It does not take much of an excuse to write about the Survivors TV series during the current pandemic. One of its key actors was Lucy Fleming (Jenny), in fact she was the mainstay, as other characters came and went. So it was good to see Lucy on the BBC again this last week, albeit in a news programme. Indeed it was rather lucky, given that the domestic newshour at 9GMT also goes out on BBC World, for some reason, before it has Live with Lucy Hockings. Anyway the British news bulletin at that time is usually presented by Annita McVeigh, but on this occasion it was Victoria Derbyshire. In a week when the main international news story seemed to be Britney Spears, the interview topic was the new Bond flick.
For those that are not aware, Lucy is the niece of Ian Fleming, who created the Bond franchise, and which has carried on long after he has gone. It seems that Lucy Fleming had even seen the script, and there was a suggestion from Derbyshire that females had a bit of a different place in the latest Bond film, the last to star Daniel Craig as Bond. Victoria even asked Lucy if she thought the next Bond should be female, but it didn’t seem appropriate, even though the most recent Dr Who has been a female actor.
Of course, Derbyshire never pointed out that Lucy Fleming had her own acting career, including becoming the effective lead actor in Survivors, certainly in the third and final series. Lucy was asked about the relevance of Bond in the current world. If it was just about entertainment, or put in the context of English nationalism or jingoism, Bond would always be relevant. But at the moment, in a global pandemic, another Bond film is just escapism. Is it really world news? Lucy Fleming might not have a particular insight into the current pandemic, but the Survivors concept is surely more relevant than Bond.
In a documentary series on cult TV programmes, including Survivors, Lucy made the point that the setting in mid 1970s Britain reflected a society in stress, both in an economic and political sense. There is also the comparison being made with the Winter of Discontent, which was later in the 1970s, when fuel and food shortages were compounded by industrial action. Lucy was suggesting that the sense of societal breakdown was similar to that caused by a global pandemic, it was just turning the screw a bit more. Certainly, the first episode of Survivors gave an indication of how quickly things could fall apart.
It wasn’t till later in the first series that the petrol tanker comes into play, and the value of the petrol is fully understood. Of course, the role of petrol as a rare commodity became the basic concept for post-apocalyptic films like Mad Max. But in Survivors it initially was simply the vehicle for the return of an early character called Anne, a rather entitled aristocratic type, who was played by the late Myra Frances. Anne and her latest man were travelling around in the petrol tanker, but it was not salubrious enough, and the smell too onerous. So Anne has had enough “…and I’m tired, and I want a bath and I want a drink.” The lines may seem rather banal, but Myra Frances delivered them with such seething conviction that it was such a shame that hers was only a cameo appearance. Like so many good female character actors of that period, Frances had some interesting one-off roles, but never got a real break.
Anyway, back to the action involving the petrol tanker. In the episode called ‘Something of Value’, written by Terry Nation, the characters Jenny and Greg are taking the tanker to another commune, in the hope of trading petrol for food.

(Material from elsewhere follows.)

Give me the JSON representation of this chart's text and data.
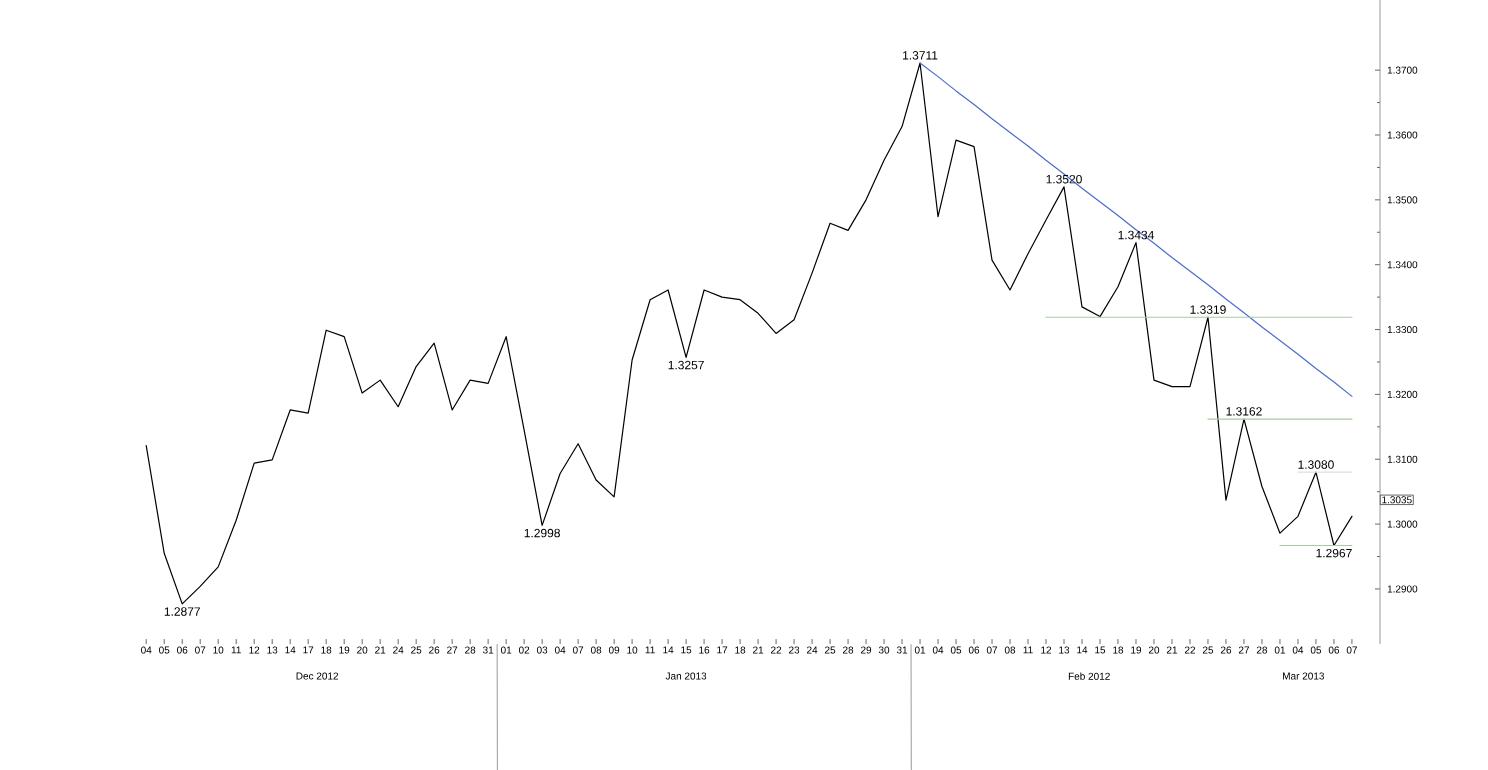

In the meantime, a trio of bandits has been casing the area looking for petrol, and are prepared to take it by force. The tanker’s brakes fail and Greg stops to fix it, while Jenny goes back to the farm to get more tools, only to get kidnapped by the bandits in the process. Jenny escapes and drives off to get help, while Greg tries to hold them off, but the bandits get the tanker and don’t realise the brakes aren’t working. Greg survives again, but the most of the fuel is lost in a crash.
The interesting thing about Survivors, once one is familiar with it, are the gender conflicts that emerge and are sometimes resolved. In ‘Something of Value’, it is because Jenny has learnt to drive after the pandemic has started that she has a role in the story of the tanker hijack. The leader of the commune, Abby, continally conflicts with Greg over who is really in charge (and she even slaps him at one point). And the Anne character comes through her encounter with a previous companion, Vic, who she abandoned after he had an accident which left him a cripple. He was determined on revenge when she appears at the commune, albeit with a petrol tanker, but, having talked her way out of it, she is seen striding away in the morning sunlight (with her fur coat on), seemingly more empowered by the experience. They don’t have female acting roles quite like that any more, and the writers were all blokes. But even if all the compelling female actors in Survivors were forgotten, the concept remains relevant.